Recently, Ono et al. answered problems of Manin by defining zeta-polynomials \(Z_f(s)\) for even weight newforms \(f\in S_k(\varGamma _0(N)\); these polynomials can be defined by applying the “Rodriguez-Villegas transform” to the period polynomial of f. It is known that these zeta-polynomials satisfy a functional equation \(Z_f(s) = \pm \, Z_f(1-s)\) and they have a conjectural arithmetic-geometric interpretation. Here, we give analogous results for a slightly larger class of polynomials which are also defined using the Rodriguez–Villegas transform.

中文翻译：

---

Zeta多项式，Hilbert多项式以及Eichler-Shimura恒等式

最近，小野等。

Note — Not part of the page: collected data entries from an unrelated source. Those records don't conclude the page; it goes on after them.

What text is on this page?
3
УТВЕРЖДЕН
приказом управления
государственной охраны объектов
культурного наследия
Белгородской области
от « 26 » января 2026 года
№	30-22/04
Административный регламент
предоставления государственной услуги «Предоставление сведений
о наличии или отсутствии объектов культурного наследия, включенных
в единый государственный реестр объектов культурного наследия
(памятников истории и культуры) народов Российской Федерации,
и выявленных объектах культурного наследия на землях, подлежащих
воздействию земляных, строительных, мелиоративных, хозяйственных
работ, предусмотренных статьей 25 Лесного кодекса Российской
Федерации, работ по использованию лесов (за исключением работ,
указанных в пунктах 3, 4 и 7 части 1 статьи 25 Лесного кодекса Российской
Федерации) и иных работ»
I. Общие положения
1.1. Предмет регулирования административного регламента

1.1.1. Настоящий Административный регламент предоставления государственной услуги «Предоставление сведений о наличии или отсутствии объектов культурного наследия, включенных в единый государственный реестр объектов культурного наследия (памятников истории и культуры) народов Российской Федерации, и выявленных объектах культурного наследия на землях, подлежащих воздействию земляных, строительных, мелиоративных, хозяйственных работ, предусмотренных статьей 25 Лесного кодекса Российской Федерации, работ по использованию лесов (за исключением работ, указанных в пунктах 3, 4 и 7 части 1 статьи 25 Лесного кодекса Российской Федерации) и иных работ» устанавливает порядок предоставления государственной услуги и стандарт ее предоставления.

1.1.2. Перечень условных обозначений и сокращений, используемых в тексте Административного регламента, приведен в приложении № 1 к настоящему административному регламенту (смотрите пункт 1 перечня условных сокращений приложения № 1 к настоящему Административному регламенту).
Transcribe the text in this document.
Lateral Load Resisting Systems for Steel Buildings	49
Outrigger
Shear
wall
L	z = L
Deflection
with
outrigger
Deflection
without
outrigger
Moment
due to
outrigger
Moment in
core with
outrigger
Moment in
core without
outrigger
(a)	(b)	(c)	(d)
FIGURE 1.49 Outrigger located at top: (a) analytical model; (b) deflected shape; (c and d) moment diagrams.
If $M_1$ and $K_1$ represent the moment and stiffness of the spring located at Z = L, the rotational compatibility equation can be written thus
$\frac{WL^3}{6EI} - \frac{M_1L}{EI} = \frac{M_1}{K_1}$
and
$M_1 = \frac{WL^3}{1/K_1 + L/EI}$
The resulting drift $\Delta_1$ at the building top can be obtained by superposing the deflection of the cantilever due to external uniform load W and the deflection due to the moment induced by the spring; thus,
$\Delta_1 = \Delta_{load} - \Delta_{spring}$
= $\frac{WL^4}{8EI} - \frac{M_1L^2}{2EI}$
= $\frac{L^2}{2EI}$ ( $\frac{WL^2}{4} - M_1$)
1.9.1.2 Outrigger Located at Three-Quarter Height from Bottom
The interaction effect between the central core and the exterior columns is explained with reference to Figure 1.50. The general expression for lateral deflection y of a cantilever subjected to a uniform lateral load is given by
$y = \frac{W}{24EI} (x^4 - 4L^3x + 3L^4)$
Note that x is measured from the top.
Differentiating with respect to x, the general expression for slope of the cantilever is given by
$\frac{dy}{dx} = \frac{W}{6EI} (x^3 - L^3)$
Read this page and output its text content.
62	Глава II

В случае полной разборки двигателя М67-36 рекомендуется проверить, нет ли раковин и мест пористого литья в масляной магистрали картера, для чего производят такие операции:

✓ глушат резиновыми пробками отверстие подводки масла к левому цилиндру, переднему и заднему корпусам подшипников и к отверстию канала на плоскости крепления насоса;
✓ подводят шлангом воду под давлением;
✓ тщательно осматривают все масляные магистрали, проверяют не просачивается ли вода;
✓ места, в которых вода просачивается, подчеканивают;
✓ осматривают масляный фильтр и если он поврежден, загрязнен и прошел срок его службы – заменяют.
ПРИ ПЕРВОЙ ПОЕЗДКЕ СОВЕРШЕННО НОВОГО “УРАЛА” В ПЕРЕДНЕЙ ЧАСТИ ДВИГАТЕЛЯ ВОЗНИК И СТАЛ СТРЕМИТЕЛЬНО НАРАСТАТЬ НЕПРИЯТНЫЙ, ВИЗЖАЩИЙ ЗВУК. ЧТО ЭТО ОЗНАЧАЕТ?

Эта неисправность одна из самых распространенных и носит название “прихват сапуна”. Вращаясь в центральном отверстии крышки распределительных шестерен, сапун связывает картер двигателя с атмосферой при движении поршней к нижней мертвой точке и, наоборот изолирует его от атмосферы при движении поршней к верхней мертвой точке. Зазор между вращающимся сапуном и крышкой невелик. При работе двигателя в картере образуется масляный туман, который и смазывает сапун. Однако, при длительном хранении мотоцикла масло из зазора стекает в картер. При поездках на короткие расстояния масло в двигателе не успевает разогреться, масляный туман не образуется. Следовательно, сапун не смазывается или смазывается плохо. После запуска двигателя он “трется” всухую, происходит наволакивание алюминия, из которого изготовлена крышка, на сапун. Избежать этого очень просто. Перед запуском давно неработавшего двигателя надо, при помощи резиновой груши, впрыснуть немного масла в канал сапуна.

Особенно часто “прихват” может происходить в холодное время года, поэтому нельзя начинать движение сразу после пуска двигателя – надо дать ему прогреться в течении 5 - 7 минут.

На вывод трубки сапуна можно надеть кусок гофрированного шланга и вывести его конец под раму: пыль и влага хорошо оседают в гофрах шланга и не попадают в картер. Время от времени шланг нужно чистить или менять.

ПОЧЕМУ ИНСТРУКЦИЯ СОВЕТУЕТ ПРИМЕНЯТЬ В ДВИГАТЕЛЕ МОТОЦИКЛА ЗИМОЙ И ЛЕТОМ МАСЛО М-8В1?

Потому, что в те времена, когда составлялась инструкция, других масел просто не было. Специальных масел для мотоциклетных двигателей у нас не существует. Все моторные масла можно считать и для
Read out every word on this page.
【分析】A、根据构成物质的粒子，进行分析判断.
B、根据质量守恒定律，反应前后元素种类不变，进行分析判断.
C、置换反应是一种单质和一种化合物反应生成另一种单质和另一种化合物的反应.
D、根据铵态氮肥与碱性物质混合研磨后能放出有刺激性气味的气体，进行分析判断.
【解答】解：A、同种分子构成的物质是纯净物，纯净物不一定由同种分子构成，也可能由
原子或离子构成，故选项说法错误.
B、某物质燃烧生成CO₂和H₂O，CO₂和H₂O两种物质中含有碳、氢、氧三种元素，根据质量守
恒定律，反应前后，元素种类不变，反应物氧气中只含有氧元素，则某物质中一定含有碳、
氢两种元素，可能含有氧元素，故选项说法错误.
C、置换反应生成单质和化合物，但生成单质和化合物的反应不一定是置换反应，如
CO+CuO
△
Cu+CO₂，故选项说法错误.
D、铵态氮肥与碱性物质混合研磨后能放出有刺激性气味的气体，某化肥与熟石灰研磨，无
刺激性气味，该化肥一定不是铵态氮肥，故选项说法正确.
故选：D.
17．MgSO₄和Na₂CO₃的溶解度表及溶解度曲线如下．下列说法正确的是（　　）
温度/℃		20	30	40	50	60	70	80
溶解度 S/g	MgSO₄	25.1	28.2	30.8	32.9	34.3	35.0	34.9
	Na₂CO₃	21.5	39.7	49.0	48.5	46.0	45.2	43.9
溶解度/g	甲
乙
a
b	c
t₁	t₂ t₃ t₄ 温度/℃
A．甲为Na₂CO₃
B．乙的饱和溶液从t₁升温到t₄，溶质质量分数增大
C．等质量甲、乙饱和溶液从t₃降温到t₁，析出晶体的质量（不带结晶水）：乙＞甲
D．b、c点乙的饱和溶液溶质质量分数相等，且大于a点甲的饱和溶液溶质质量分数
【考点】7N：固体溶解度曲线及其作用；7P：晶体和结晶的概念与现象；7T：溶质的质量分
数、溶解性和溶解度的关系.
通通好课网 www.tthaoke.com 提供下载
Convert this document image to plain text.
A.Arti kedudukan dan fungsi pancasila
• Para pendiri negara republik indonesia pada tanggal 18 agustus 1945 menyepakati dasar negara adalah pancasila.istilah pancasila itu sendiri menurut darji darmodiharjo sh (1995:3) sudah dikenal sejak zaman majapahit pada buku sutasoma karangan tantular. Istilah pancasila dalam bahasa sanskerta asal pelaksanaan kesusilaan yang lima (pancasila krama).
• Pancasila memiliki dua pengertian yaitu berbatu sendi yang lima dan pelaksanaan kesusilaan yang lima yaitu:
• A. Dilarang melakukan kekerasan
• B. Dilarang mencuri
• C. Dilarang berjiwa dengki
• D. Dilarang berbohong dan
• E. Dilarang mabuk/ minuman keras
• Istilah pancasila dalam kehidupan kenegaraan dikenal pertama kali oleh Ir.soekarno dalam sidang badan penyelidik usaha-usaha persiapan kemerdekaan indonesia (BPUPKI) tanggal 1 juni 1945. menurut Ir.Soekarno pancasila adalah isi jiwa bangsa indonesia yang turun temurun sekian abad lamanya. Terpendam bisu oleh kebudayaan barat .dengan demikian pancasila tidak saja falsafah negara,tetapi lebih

通过为偶数权重新形式\（f \ in S_k（\ varGamma _0（N）\）定义zeta多项式\（Z_f（s）\）来解决Manin的问题；可以通过应用“ Rodriguez-Villegas变换”来定义这些多项式”到的周期多项式˚F。已知的是，这些ζ电多项式满足函数方程\（Z_f（S）= \时\，Z_f（1-S）\） ，并且它们具有推测算术几何解释。在这里，我们为一类较大的多项式给出了类似的结果，这些多项式也使用Rodriguez-Villegas变换定义。